TRAS BAMBALINAS
por Juan de la Plaza
El alcalde capitalino Enrique Galindo Ceballos sigue adelantando sus pasos rumbo a la gubernatura, fue el actor principal en un evento panista con un discurso confuso, con evidentes contradicciones y marcado por la distancia existente entre sus promesas futuras y los resultados obtenidos durante casi cinco años al frente del ayuntamiento; su mensaje, orientado a presentar una visión crítica y un cambio para San Luis Potosí, terminó exhibiendo las mismas carencias que persisten en la ciudad que gobierna con serias deficiencias en los servicios públicos y problemas crecientes como la inseguridad, calles intransitables por tanto bache, ambulantaje y desabasto de agua.
Durante sus intervenciones públicas recientes, Galindo ha señalado problemas relacionados con la inseguridad, la movilidad, el deterioro urbano y la insuficiencia de diversos servicios públicos, lo que se interpreta como una crítica a su propia gestión, quizá las prisas, la improvisación y la falta de una asesoría bien formulada, le hace caer en estos yerros discursivos.
La contradicción se vuelve más evidente al considerar que el alcalde Galindo no se encuentra al final de un breve periodo de gobierno, sino que ha encabezado la administración municipal durante un lapso prolongado, al grado de haber obtenido la reelección y cumplirá un sexenio en el poder, el resultado tangible no es el esperado, es una ciudad precarizada y que dista mucha de la que presenta la propaganda; ha contado con tiempo suficiente para implementar políticas públicas, corregir errores y consolidar proyectos que permitieran mejorar las condiciones de vida de la población capitalina, los pasivos configuran una realidad que no se puede alterar.
A pesar de los anuncios, estrategias y campañas institucionales, la percepción ciudadana sigue reflejando preocupación por delitos patrimoniales, hechos de violencia y una sensación de vulnerabilidad en distintas zonas del municipio.

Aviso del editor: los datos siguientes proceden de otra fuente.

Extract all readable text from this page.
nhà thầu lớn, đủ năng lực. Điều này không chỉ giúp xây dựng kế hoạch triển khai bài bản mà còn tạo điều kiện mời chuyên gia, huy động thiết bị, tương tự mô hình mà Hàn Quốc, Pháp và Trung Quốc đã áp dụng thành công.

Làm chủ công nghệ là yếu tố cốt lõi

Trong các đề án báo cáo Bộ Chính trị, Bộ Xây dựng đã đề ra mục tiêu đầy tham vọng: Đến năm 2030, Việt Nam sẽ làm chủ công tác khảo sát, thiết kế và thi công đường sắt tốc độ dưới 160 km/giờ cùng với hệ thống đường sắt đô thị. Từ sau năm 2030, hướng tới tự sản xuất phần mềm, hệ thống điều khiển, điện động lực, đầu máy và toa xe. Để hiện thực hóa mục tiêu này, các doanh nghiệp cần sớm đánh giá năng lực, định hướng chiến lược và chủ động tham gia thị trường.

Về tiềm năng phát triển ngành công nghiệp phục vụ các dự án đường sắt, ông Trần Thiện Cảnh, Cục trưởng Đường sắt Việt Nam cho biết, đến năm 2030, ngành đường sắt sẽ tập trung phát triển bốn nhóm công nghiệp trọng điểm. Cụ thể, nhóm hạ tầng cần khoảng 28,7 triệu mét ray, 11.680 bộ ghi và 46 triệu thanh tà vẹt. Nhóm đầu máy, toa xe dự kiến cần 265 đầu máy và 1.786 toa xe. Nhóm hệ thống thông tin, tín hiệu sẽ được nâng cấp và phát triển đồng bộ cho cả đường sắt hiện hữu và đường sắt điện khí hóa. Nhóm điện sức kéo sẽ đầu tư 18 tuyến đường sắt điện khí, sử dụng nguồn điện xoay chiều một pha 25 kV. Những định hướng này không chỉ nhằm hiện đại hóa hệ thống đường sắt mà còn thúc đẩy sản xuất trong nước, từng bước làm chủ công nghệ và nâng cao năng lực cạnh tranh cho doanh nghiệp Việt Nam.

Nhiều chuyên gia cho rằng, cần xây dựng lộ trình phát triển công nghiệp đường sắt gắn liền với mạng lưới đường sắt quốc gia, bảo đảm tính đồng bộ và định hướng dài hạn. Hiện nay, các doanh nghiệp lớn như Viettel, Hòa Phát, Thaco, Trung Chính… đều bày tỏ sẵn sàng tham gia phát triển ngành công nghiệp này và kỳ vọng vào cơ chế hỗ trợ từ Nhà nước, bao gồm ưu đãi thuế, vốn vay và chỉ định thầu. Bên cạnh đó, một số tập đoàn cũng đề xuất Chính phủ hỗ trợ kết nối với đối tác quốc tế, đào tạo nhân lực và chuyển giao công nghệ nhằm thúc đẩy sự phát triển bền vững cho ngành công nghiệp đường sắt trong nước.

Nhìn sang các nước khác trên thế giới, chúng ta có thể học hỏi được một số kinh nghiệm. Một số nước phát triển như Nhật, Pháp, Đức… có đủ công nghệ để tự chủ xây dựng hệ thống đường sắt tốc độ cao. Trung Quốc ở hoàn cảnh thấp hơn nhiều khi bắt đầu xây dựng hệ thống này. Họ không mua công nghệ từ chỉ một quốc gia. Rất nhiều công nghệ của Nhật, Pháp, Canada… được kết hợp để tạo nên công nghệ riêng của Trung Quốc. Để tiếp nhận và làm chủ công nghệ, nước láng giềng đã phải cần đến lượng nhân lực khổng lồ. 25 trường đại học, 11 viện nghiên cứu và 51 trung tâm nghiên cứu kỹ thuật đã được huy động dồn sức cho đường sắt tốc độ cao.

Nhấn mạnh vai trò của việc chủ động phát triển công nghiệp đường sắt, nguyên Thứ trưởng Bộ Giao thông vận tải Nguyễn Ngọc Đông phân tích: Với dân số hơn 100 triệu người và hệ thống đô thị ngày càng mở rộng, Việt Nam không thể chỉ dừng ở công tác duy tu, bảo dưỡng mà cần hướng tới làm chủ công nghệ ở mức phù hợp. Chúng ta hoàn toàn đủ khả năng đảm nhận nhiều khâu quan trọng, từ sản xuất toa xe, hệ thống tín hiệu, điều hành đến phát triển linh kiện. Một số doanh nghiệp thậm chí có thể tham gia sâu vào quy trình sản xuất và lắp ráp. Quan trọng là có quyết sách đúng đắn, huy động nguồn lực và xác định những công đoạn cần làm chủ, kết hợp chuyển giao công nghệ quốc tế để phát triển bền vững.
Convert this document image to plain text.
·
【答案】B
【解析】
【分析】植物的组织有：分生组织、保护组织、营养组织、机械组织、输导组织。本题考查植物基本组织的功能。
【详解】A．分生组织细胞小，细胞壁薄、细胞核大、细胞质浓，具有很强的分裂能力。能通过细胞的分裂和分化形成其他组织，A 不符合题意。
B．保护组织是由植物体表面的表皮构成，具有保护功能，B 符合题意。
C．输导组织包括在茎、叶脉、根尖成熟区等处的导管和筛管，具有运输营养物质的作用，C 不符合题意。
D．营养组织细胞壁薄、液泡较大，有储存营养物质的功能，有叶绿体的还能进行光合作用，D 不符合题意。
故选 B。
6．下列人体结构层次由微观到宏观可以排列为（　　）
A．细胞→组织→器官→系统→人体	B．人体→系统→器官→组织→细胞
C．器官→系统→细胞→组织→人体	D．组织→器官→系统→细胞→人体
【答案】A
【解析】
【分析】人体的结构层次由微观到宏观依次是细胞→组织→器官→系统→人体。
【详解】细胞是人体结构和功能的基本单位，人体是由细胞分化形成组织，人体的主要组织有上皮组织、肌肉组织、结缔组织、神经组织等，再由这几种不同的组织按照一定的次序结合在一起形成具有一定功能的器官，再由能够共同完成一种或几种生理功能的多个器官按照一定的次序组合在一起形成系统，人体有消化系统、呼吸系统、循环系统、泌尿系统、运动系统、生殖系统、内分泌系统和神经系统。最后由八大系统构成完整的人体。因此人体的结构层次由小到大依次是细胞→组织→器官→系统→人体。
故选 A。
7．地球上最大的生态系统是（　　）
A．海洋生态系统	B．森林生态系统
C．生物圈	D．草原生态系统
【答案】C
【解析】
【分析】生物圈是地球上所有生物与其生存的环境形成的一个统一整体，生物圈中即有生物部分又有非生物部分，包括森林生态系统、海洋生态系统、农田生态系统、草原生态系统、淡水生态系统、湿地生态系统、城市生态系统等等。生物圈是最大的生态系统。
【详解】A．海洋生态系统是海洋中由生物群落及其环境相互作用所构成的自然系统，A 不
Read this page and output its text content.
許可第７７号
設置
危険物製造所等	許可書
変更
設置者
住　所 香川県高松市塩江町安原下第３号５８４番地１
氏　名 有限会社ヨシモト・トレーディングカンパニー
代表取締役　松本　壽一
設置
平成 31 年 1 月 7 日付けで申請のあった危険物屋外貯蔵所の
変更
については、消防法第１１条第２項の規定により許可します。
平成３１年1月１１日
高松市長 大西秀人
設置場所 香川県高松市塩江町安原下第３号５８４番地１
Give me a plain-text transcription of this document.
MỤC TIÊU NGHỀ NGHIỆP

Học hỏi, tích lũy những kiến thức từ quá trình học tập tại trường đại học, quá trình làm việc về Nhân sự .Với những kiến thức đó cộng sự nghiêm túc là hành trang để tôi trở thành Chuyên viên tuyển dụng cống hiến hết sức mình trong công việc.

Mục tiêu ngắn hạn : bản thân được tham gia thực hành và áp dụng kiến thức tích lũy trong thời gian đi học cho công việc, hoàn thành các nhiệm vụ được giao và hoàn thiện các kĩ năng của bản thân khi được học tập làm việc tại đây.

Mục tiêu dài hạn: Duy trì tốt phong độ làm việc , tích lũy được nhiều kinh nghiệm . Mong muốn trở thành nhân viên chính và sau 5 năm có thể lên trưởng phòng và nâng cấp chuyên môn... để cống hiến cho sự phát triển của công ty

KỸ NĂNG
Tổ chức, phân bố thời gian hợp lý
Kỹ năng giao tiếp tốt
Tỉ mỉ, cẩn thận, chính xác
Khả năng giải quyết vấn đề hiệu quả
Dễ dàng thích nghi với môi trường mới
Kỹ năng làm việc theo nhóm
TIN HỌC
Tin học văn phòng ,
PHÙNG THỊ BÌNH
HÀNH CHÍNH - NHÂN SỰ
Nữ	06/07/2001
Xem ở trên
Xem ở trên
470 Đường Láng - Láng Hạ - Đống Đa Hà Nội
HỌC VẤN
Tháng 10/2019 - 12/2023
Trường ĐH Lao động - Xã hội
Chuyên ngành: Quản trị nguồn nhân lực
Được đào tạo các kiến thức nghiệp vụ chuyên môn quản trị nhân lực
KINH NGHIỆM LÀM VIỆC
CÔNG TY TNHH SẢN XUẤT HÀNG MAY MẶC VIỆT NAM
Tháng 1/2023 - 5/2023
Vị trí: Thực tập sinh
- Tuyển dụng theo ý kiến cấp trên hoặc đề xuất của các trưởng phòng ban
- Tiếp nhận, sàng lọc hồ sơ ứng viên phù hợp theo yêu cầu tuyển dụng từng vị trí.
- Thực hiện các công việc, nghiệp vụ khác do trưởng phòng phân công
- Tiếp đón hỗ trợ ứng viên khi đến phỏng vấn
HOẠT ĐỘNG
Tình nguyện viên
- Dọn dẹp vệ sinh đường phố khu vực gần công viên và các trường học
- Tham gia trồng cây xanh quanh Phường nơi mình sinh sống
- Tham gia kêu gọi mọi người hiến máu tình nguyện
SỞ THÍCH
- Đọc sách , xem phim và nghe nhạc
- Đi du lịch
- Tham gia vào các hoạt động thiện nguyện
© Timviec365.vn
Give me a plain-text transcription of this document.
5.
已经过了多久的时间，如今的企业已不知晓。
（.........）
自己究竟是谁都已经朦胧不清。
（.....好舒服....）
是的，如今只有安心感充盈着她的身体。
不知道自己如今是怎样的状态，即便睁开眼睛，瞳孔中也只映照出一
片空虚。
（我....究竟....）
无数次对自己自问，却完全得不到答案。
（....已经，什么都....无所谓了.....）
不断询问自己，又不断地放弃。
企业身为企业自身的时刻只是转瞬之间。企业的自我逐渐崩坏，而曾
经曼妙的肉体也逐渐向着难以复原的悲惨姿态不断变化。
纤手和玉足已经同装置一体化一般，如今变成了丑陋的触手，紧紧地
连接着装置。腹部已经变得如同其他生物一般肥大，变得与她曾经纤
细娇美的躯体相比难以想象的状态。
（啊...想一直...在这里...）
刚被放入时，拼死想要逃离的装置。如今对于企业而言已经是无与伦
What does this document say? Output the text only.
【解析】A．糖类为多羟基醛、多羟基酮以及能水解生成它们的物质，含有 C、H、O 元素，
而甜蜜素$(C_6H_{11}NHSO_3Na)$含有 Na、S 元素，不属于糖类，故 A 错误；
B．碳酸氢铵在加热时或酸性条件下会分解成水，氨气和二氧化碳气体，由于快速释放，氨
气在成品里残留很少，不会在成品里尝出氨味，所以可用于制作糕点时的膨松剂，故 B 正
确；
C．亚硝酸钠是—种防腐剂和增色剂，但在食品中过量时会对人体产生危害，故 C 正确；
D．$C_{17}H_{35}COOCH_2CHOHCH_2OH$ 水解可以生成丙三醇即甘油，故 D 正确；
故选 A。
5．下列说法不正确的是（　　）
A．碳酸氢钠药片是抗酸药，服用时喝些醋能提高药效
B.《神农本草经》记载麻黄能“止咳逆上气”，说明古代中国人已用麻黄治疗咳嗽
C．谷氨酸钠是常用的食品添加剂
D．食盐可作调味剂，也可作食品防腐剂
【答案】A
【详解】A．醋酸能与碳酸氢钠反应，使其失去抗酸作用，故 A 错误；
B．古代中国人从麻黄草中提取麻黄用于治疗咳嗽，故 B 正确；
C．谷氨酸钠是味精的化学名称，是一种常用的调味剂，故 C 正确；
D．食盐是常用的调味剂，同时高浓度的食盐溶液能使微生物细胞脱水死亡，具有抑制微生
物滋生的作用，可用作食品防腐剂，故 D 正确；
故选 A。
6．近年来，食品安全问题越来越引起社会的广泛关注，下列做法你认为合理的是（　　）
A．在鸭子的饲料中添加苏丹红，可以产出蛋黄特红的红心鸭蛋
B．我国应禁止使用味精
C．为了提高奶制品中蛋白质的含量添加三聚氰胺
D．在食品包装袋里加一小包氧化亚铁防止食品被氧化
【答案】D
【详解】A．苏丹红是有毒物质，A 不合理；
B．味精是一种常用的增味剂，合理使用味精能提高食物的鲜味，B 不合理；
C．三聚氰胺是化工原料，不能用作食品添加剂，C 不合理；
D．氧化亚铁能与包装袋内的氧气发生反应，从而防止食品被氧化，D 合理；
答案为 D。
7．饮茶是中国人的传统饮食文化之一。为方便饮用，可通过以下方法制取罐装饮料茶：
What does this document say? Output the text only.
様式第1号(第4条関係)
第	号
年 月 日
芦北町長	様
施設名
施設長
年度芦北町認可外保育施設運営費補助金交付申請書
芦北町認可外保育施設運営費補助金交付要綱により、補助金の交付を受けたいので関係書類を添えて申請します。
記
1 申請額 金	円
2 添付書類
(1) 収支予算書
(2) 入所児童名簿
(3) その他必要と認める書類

Frente a este panorama, resulta inevitable que la ciudadanía cuestione cómo puede prometer soluciones estatales quien aún enfrenta dificultades para resolver los problemas de la capital.
A ello se suma el malestar recurrente por la calidad de los servicios municipales; las quejas por el estado de las calles, el equipamiento urbano, el alumbrado público y otros servicios básicos forman parte de una agenda permanente de reclamos vecinales y la falta de sanciones a las infracciones cívicas, la circulación de bicicletas en plazas y calzadas, puestos de golosinas y fritangas sobre céntricas banquetas que obligan al peatón a bajarse a la calle.
Por ello el discurso de aspiraciones futuras y de mayor responsabilidad corre el riesgo de ser percibido como un ejercicio de promoción política más que como una propuesta respaldada por resultados verificables, si no puedes con lo menos, con lo más será imposible, parafraseando la máxima jurídica.
La narrativa de campaña anticipada ha provocado que descuide la ciudad y cuando un gobernante promete hacer en el futuro aquello que no ha logrado concretar en el cargo que actualmente desempeña, surge la duda sobre la viabilidad y sinceridad de sus planteamientos; los electores suelen evaluar no sólo las palabras de los aspirantes, sino también su historial administrativo, sus decisiones y resultados demostrados en los cargos previos; Galindo se coloca bajo el escrutinio público y el balance de su gestión municipal no le resulta favorable.